她从第三个托盘取出一枚阴钉,银光冷冽,在冷风中闪耀着摄人的寒芒,少女犹豫片刻,终是将阴钉缓缓扎入下阴,锋利的金属锐器,穿透女子全身最敏感的器官,每扎入一分都如万蚁噬体,少女峨嵋高蹙,香汗淋漓,亲手将自己推入那性虐深渊,看客们纷纷踮起脚尖,喉结滚动,他们双眼布满血丝,他们嘴边翘起弧度,他们套弄着肉棒,他们欣赏着少女遭罪的淫态,阴钉终于穿透媚肉,钉下暗纹挂饰点亮符文,修复下阴创口,随即律动,显然也不是一件简单的装饰品。
她从第四个托盘取出一对犬耳头饰,别在端,毛耸耸地点缀在臻上,煞是可爱,洋溢青春。
她从第五个托盘取出一根犬尾肛塞,众目睽睽下,她挑开丁裤勒入屁缝的丝带,缓缓将两片圆实臀瓣掰开,粉色屁眼暴露在寒风中,楚楚可怜,肛塞一寸寸顶入后庭中,直至完全被玉臀包裹,她打了个冷颤,肠道一阵收缩,犬尾竟是自行翘起甩动,分明也是件仙家器具无疑。

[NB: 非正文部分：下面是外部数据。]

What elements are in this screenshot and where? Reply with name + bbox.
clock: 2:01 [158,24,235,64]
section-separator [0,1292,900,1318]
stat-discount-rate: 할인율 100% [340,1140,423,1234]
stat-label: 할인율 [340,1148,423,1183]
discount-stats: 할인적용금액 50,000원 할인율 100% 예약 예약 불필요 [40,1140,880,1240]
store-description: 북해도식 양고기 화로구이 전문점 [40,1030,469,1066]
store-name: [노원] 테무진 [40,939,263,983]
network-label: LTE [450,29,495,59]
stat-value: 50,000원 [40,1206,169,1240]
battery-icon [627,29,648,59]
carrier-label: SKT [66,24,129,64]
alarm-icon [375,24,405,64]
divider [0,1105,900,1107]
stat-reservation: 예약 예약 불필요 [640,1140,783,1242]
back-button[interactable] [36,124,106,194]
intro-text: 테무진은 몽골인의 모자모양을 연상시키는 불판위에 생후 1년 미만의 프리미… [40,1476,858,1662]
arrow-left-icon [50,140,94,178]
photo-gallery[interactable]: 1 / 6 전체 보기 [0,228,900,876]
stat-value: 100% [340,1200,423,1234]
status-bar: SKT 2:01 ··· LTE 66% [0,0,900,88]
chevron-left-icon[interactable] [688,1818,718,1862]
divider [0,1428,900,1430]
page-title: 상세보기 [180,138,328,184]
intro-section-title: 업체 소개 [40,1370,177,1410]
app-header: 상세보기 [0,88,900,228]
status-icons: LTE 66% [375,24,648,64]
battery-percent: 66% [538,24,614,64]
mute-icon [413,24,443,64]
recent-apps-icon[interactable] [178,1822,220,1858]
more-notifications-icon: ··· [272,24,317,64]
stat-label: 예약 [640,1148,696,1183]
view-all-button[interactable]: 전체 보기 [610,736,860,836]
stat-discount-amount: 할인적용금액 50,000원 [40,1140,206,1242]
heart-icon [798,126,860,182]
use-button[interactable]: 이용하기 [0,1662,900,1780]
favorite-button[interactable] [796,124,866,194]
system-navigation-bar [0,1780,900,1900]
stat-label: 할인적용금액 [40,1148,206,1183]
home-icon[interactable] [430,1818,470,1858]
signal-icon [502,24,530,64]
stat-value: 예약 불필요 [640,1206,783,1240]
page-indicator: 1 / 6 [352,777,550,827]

莫缨缦屈从于【真欲印记】,自行佩戴五件饰物,俯跪在地,匍匐在看客们眼底下,她乖乖地翘起小屁股,檀口微张,清晰地吐出一个屈辱的字眼:汪!
她终究还是叫了,像一只可怜的母犬,所谓畜奴,不外如是。
人群中爆出一阵响亮的欢呼,对,女人就该这般下贱,就该像狗一样活着,就该撅起屁股挨肏!越漂亮的女人,越该被糟蹋!
其中一位美婢抄起细链,拖曳着莫缨缦颈上奴隶项圈向前攀爬,缨缦姑娘呜咽一声,四肢交替,乳浪轻摇,晃动着翘臀与肛塞假尾,形如败犬,胸脯与下阴垂吊的三枚挂饰,闪烁着嘲弄的荧光,似乎向世人告诫,任你女子境界高深,入这春潮宫中,便当不得人。
一路前行,又是教众搬出三个器物拦住去路,有眼尖看客惊呼道:“快看,那是墨门的机关兽,这模样,是机关蝙蝠!”
教众拨动机括,激活符文,机关蝙蝠展开双翼,露出狰狞凶颜。